In a twist on The eLearning Guild’s annual salary report, the Guild’s research director, Jane Bozarth, examined L&D jobs recruitment data. This 2019 study offers some intriguing pointers to L&D professionals: hints as to how the role of instructional designer has changed, what digital skills IDs should acquire or sharpen, and an indication that creating eLearning for higher education is a growth area. The report, eLearning Salary & Compensation: Advice for Workers, Recruiters, and Hiring Managers, is available for download. Here’s a taste of what Bozarth found.
“A review of advertisements for jobs in L&D revealed an ever-expanding concept of instructional designer and conflation of titles with words such as digital, multimedia, and developer,” Bozarth wrote.

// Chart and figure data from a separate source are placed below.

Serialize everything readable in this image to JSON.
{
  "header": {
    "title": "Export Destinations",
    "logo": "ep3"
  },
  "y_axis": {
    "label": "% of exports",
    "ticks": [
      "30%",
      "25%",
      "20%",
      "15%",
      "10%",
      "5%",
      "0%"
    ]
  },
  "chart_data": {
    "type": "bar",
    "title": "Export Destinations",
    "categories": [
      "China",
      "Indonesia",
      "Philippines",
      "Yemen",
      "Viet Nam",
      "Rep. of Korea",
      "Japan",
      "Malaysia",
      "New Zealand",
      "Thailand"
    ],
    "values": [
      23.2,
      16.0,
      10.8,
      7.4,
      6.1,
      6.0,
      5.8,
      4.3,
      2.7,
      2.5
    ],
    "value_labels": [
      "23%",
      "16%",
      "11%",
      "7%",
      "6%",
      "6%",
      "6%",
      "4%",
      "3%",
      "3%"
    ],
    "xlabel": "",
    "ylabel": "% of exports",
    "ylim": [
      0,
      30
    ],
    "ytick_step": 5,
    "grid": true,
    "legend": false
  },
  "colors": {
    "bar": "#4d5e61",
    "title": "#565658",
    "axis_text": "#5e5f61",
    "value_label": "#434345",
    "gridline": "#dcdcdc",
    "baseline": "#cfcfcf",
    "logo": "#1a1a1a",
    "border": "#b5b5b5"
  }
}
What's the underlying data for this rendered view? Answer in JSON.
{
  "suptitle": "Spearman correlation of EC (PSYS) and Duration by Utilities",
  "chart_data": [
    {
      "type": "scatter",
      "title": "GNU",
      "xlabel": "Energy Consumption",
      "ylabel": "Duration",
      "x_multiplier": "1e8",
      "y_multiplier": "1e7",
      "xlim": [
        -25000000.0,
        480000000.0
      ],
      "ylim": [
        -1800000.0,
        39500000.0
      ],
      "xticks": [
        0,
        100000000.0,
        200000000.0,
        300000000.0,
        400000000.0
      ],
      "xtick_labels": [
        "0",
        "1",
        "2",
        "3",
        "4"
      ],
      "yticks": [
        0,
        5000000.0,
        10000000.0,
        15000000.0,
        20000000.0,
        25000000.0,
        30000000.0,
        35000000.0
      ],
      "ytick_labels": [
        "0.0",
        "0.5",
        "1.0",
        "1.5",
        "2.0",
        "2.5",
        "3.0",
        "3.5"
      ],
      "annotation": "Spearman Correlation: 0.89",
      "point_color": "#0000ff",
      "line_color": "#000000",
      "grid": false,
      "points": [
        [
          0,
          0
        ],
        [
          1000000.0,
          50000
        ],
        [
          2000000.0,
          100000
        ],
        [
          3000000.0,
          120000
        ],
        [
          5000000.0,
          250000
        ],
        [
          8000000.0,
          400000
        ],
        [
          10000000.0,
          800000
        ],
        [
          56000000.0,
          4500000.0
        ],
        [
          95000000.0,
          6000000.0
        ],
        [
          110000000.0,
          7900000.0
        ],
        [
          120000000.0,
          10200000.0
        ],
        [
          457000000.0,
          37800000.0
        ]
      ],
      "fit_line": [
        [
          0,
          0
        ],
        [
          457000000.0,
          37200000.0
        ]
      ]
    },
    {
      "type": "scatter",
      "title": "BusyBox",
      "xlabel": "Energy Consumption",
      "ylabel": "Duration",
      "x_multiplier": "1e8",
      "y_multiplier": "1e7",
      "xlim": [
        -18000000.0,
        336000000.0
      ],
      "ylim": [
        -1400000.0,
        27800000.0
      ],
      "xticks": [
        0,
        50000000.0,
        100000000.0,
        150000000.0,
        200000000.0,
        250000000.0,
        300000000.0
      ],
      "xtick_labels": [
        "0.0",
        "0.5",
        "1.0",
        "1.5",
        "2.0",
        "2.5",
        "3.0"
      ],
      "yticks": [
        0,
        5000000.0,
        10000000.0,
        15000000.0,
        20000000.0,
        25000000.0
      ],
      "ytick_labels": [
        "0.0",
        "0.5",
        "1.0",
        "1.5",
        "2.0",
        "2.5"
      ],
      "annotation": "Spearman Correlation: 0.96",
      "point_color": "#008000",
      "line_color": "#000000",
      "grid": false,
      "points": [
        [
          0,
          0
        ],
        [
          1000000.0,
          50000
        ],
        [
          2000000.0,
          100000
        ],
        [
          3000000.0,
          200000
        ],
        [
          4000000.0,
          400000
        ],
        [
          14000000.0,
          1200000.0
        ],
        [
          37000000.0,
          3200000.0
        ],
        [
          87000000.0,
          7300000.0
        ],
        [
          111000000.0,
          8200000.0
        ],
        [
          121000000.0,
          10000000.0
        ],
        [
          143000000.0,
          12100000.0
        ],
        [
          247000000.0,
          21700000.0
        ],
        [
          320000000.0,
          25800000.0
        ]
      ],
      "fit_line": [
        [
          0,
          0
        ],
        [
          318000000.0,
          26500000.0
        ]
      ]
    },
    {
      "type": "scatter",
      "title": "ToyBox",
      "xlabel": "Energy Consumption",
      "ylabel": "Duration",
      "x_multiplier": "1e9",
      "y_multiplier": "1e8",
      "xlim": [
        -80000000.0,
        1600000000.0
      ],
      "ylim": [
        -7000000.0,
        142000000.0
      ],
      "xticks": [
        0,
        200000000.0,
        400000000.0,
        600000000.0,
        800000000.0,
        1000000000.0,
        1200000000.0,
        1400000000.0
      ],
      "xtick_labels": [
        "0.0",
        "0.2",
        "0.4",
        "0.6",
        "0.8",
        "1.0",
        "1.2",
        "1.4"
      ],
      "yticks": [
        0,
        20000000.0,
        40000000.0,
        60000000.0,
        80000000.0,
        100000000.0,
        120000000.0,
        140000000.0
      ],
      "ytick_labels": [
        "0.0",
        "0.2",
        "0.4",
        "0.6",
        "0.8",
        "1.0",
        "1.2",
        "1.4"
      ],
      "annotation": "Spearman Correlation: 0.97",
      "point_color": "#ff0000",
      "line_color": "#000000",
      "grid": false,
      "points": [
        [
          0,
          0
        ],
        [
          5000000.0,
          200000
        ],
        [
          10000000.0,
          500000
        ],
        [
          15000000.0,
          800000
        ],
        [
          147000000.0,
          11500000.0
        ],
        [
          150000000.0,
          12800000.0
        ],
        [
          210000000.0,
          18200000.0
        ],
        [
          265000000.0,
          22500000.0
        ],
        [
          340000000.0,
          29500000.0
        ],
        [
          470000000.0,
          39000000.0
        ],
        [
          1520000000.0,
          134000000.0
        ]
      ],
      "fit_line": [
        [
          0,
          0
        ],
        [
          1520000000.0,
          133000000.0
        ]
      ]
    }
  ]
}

Specifically, those hiring instructional designers often express a desire for experience in:
Audio and video production and editing
Mobile app design
Social and collaboration tools
Augmented, virtual, and mixed realities
In addition, some listings want IDs who can support a variety of learning platforms, create dashboards, and do web design and HTML5 coding—skills that used to reside in the eLearning developer’s toolkit.
eLearning developer job descriptions have also become broader, encompassing much of what was formerly the instructional designer’s wheelhouse. “Ads for developer jobs often specify instructional design as a key focus. While some postings indicate that a developer’s primary work would be in web design or content authoring, others included the soup-to-nuts list of skills similar to that seen in ID postings,” Bozarth wrote.
This emphasis on digital tools and technology supplants a focus on actual instructional design that Cammy Bean found in 2015. Bozarth reproduced Bean’s list of skills most often found in ID job descriptions a mere four years ago:
Writing learning objectives
Knows ADDIE process
Live & recorded webinars
Support the training database
Experience working with SMEs
Experience creating instructor-led training
Both lists emphasize proficiency with multiple content platforms and formats, though the lists are appropriate to their time periods. How quickly technology has evolved! But Bozarth’s list is noticeably short on the foundational skills—like needs analysis or task assessment—that previously topped ID job requirements.
Opportunities in higher education
In addition to the expected focus on digital skills, Bozarth reports on a likely growth area for L&D jobs: institutions of higher education. In The Guild’s 2018 salary survey, about 17 percent of the respondents reported working in higher ed. Bozarth found that about a fifth of current job postings were for higher education jobs, perhaps hinting at an increase.
Practitioners in these jobs will find their daily tasks different from what they might have done in a corporate L&D post, and they can expect more hands-on teaching. “Most people in these roles typically work to develop materials for months-long academic courses offered by instructors via a content management system. Designers and developers often had the additional requirement for training faculty in using new technologies and approaches,” Bozarth wrote.
As universities increasingly turn to eLearning to supplement or replace some face-to-face teaching and move entire certificates and degrees online, the need for skilled eLearning developers and designers in this arena is likely to continue to grow.